I originally had 7 sets of images; I chose the ones that had the easiest point correspondences to show the manual mosaics.

I used np.maximum to combine the two images, so the edges are pretty obvious in this output.

Set 3

Warped 3B to 3A’s perspective by mapping the rocks in the center of the images, and a few points of the mountains in the background

Image A Image B
Image B warped Mosaic

Set 4

Warped 4B to 4A’s perspective by mapping the various points of the mountains in the background

Image A Image B
Image B warped Mosaic

Set 7

Warped 7A to image 7B’s perspective by mapping the door, the painting, and the edge of the TV in the correspondence.

Image A Image B
Image A Warped Mosaic

Part 2: Feature Matching and Auto-stitching

Harris Point Detection

For this sub-part, I just used the given starter code implementation, which calculates interest points and returns the Harris matrix and a list of coordinates for corners detected by the algorithm.

Image 3A (resized to be 15% of original size)

Adaptive Non-maximal Suppression

The paper had a lot of words about this, but the idea is: for each point, calculate the minimum radius at which it is a reasonable maximum compared to its neighbors (using formula given in paper). Next, take the points whose minimum radii exceed some threshold.

Getting feature descriptors

For every ‘good’ coordinate outputted by ANMS, we want to get the actual feature descriptor, which just involves getting the an 8x8 patch sampled from the 40x40 patch centered at that pixel. At this point a relatively insignificant design decision needs to be made - which of top/bottom left/right to favor in getting a descriptor.

Feature matching

I used the provided dist2 function to calculate the nearest neighbors. Once I had mappings of image 1 coordinate | image 2 feature coordinate | nearest neighbor error | second nearest neighbor error, I calculated the average of the second nearest neighbor error. Finally, I iterated over the features one more time to filter by thresholding with a value of 0.5 (i.e if the nearest / average second nearest < 0.5 I accepted it).

RANSAC

Implemented following the paper’s instructions. Used np.delete notably, and limited how many points could be eliminated (I wanted a minimum of 10 points for the homography) for better or for worse.
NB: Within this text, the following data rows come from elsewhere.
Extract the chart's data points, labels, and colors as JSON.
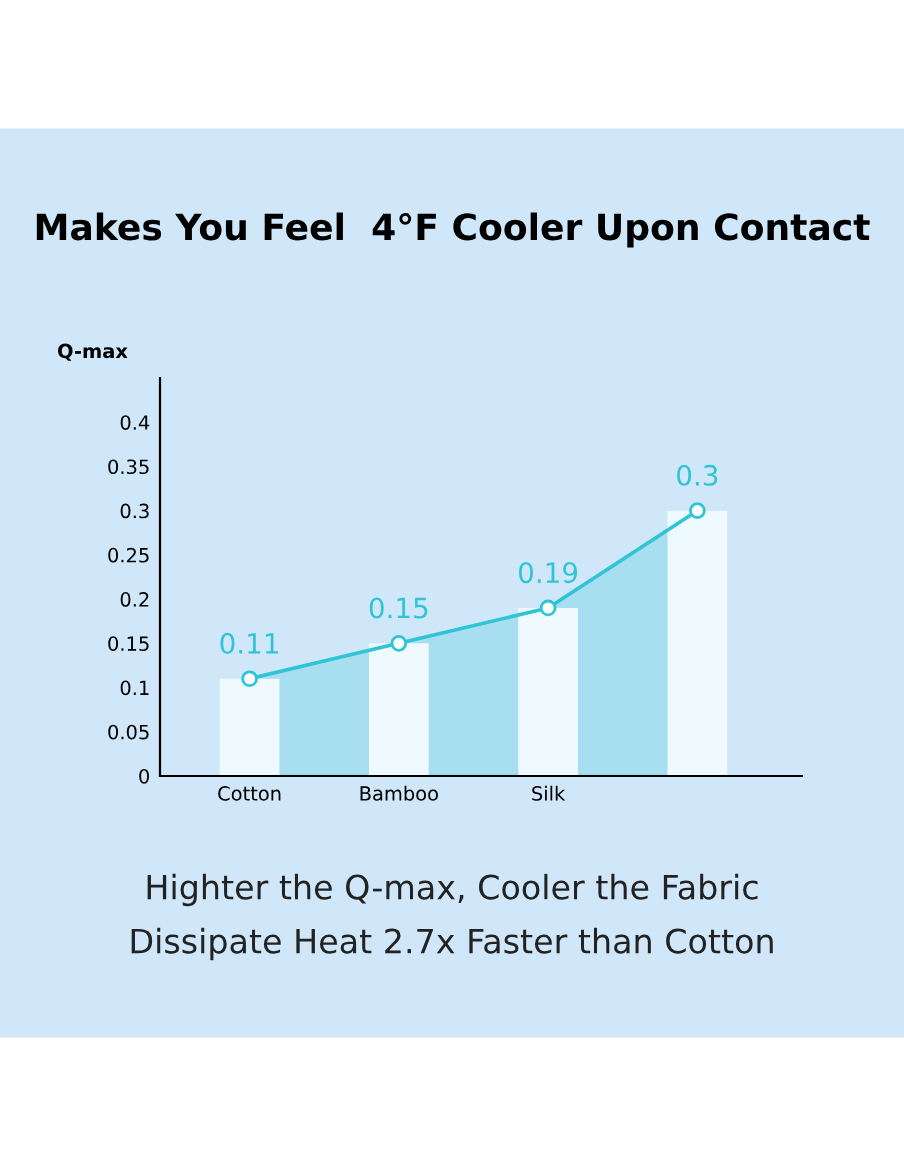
{
  "chart_data": {
    "type": "bar",
    "title": "Makes You Feel  4°F Cooler Upon Contact",
    "ylabel": "Q-max",
    "categories": [
      "Cotton",
      "Bamboo",
      "Silk",
      null
    ],
    "series": [
      {
        "color": "#eefaff",
        "values": [
          0.11,
          0.15,
          0.19,
          0.3
        ]
      },
      {
        "type": "area",
        "color": "#2fc4d6",
        "values": [
          0.11,
          0.15,
          0.19,
          0.3
        ],
        "value_labels": [
          "0.11",
          "0.15",
          "0.19",
          "0.3"
        ]
      }
    ],
    "marker": "circle",
    "ylim": [
      0,
      0.45
    ],
    "yticks": [
      0,
      0.05,
      0.1,
      0.15,
      0.2,
      0.25,
      0.3,
      0.35,
      0.4
    ],
    "annotations": [
      "Highter the Q-max, Cooler the Fabric",
      "Dissipate Heat 2.7x Faster than Cotton"
    ]
  }
}
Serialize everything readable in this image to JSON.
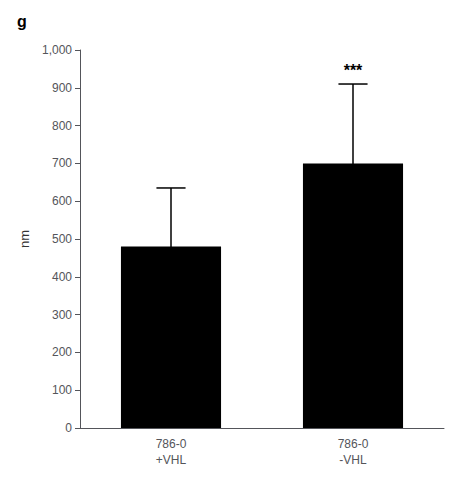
{
  "chart_data": {
    "type": "bar",
    "title": "g",
    "categories": [
      "786-0\n+VHL",
      "786-0\n-VHL"
    ],
    "values": [
      480,
      700
    ],
    "errors": [
      155,
      210
    ],
    "color": "#000000",
    "ylabel": "nm",
    "ylim": [
      0,
      1000
    ],
    "yticks": [
      0,
      100,
      200,
      300,
      400,
      500,
      600,
      700,
      800,
      900,
      {
        "value": 1000,
        "label": "1,000"
      }
    ],
    "grid": false,
    "annotations": [
      {
        "text": "***",
        "category": "786-0\n-VHL"
      }
    ]
  }
}
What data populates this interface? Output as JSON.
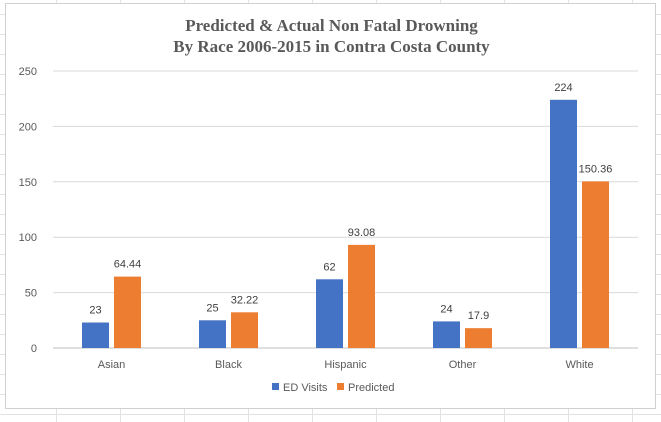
{
  "chart_data": {
    "type": "bar",
    "title_line1": "Predicted & Actual Non Fatal Drowning",
    "title_line2": "By Race 2006-2015 in Contra Costa County",
    "categories": [
      "Asian",
      "Black",
      "Hispanic",
      "Other",
      "White"
    ],
    "series": [
      {
        "name": "ED Visits",
        "color": "#4472c4",
        "values": [
          23,
          25,
          62,
          24,
          224
        ],
        "labels": [
          "23",
          "25",
          "62",
          "24",
          "224"
        ]
      },
      {
        "name": "Predicted",
        "color": "#ed7d31",
        "values": [
          64.44,
          32.22,
          93.08,
          17.9,
          150.36
        ],
        "labels": [
          "64.44",
          "32.22",
          "93.08",
          "17.9",
          "150.36"
        ]
      }
    ],
    "y_ticks": [
      0,
      50,
      100,
      150,
      200,
      250
    ],
    "ylim": [
      0,
      250
    ],
    "grid": true,
    "legend_position": "bottom"
  }
}
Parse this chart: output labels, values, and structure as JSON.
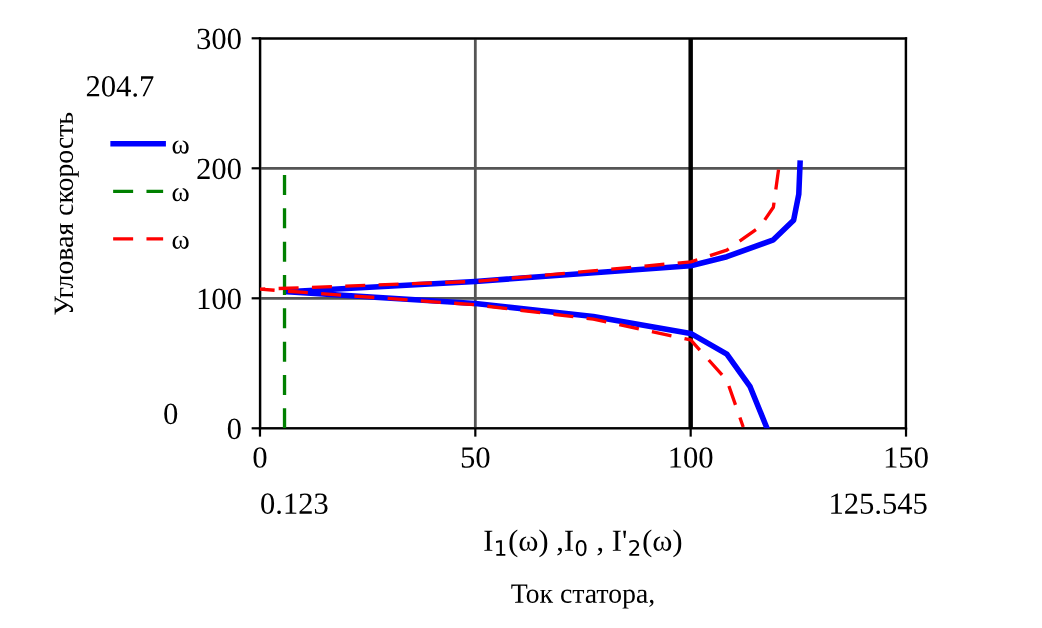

Sampled with random 6 points instead of 4 because the homographies produced using 4 were pretty terrible.

Warping with the auto-computed H

I modified my warp function from Part A to adjust for grayscale photos, but evidently the auto-computed H and outputted point mappings were off enough that the warping failed.

Failures / bugs

Part 1

I created the new image with np.zeros(rows, columns, 3), and attempted to pad by increasing rows and columns by a certain shift, calculated by finding the difference between image size and the point coordinates resulting from polygon(). To my surprise, this changed the points mapping in the resulting image, so he positioning would be off and stacking would no longer work correctly ):

I had a lot of issues using numpy to add padding to the image, and couldn’t really figure out the bug. I’ll fix it up by the time the second part is due.

For example, I warped image A to image B’s perspective by mapping the door, the painting, and the edge of the TV in the correspondence.

Image A Image B
No padding (position preserved) Padding by adjusting shape

Chosen image (position is preserved, but due to lack of padding the warped image, the interesting part is cut off)

Stacked version of images A and B. I used np.maximum to combine the two images, so the edges are pretty obvious in this output.

Example with attempt to pad and then stack (looks as if no warping happened)

I later figured out this bug to work on the second part of the project - I was mistakenly not only adding the shift to creating the new warped image, I was also shifting the output coordinates back by the same shift. What I needed to do was add the shift to get the dimensions for the new image, but avoid shifting (incorrectly) the output coordinates back.